I've been looking and looking for a range semi in 9mm. I handled a Glock 19, Sig 226, M&P, and Walther P99.
I went to two lgs at least 5 times in the last three weeks. Today, I went to buy, but not what I thought. I fell in love with an XDM! It was love at first sight. It's a full size 9 mm. It came with a holster, dual mag pouch, two extra back straps, mag loader, and an extra mag. And get this, the mags hold 19 rounds. That's 19 +1 chambered for 20!!! It has a black frame and stainless slide. It's a beauty and to top it off the lgs had ammo! Will go to the range if it ever stops raining. Thanks to all for their advice on this forum.


----------



## literaltrance (Dec 24, 2008)

I envy you, if for no other reason than to know the only native competitors in capacity are the FiveSeven, assault rifles, and sub-machine guns.

I've shot the 40 but I bet I would enjoy the 9mm more. Hope she does you well.


----------



## unpecador (May 9, 2008)

nailer said:


> It's a beauty...


----------



## Lurchdubious (Nov 30, 2008)

Congrats! I just bought the same thing yesterday! I've been lusting after one for weeks now. ...I can't stop fondling it, lol.
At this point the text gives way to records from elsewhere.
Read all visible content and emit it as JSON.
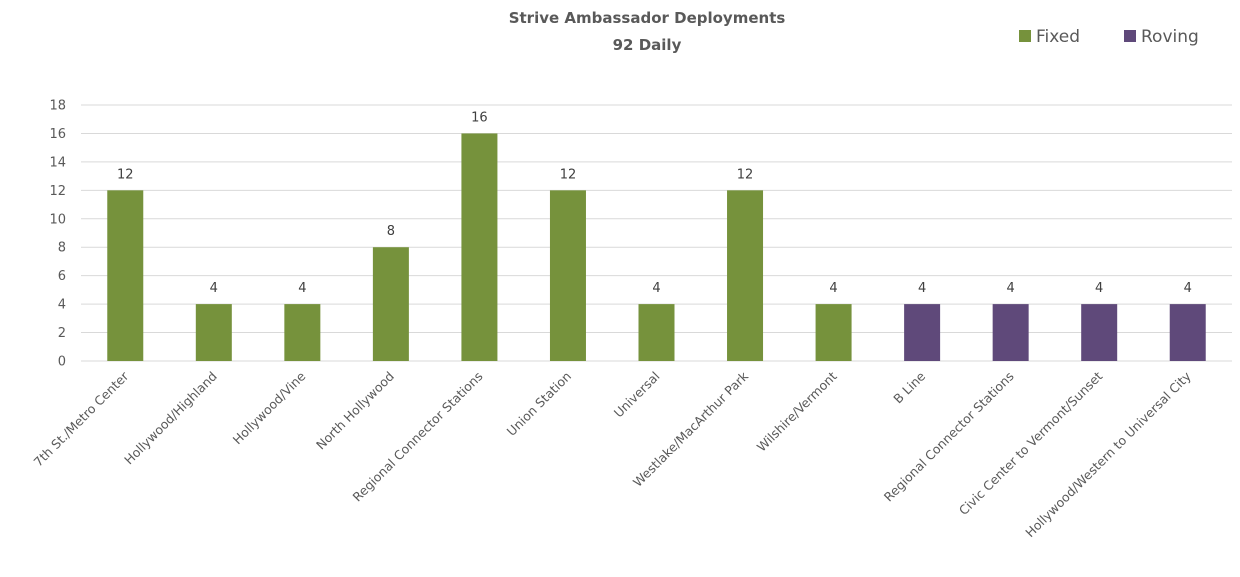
{
  "chart_data": {
    "type": "bar",
    "title": "Strive Ambassador Deployments",
    "subtitle": "92 Daily",
    "xlabel": "",
    "ylabel": "",
    "ylim": [
      0,
      18
    ],
    "yticks": [
      "0",
      "2",
      "4",
      "6",
      "8",
      "10",
      "12",
      "14",
      "16",
      "18"
    ],
    "grid": true,
    "legend_position": "top-right",
    "categories": [
      "7th St./Metro Center",
      "Hollywood/Highland",
      "Hollywood/Vine",
      "North Hollywood",
      "Regional Connector Stations",
      "Union Station",
      "Universal",
      "Westlake/MacArthur Park",
      "Wilshire/Vermont",
      "B Line",
      "Regional Connector Stations",
      "Civic Center to Vermont/Sunset",
      "Hollywood/Western to Universal City"
    ],
    "series": [
      {
        "name": "Fixed",
        "color": "#76923c",
        "values": [
          12,
          4,
          4,
          8,
          16,
          12,
          4,
          12,
          4,
          null,
          null,
          null,
          null
        ]
      },
      {
        "name": "Roving",
        "color": "#5f497a",
        "values": [
          null,
          null,
          null,
          null,
          null,
          null,
          null,
          null,
          null,
          4,
          4,
          4,
          4
        ]
      }
    ]
  }
}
Hopefully I can go shoot it this weekend.


----------



## DevilsJohnson (Oct 21, 2007)

brokenimagebrokenimagebrokenimage


----------



## dkgreyf150 (May 31, 2009)

unpecador said:


>


x2 im thinkin about buying one of these


----------



## Dkillett (Dec 8, 2008)

I have the xdm 9mm as well. Absolutely love everything about it. I have a friend who is a die hard S&W owner. He is considering getting one as well. :smt1099


----------



## AC_USMC 03 (Apr 5, 2009)

you can train in the rain


----------



## spongebobmac (Sep 1, 2009)

x3,just bought a xdm .40, cant wait to get out there and put some through it , springfield really knew what they were doing here when they made this piece,i jus cant keep my hands off it , i carry it around like its a pet or sumn


----------



## xdm45 (Aug 1, 2009)

I really like mine; I got the XDM9 OD GREEN, shoots fantastic and feels great in my hand. You will enjoy. Now I am waiting for the XDM in .45 cal.


----------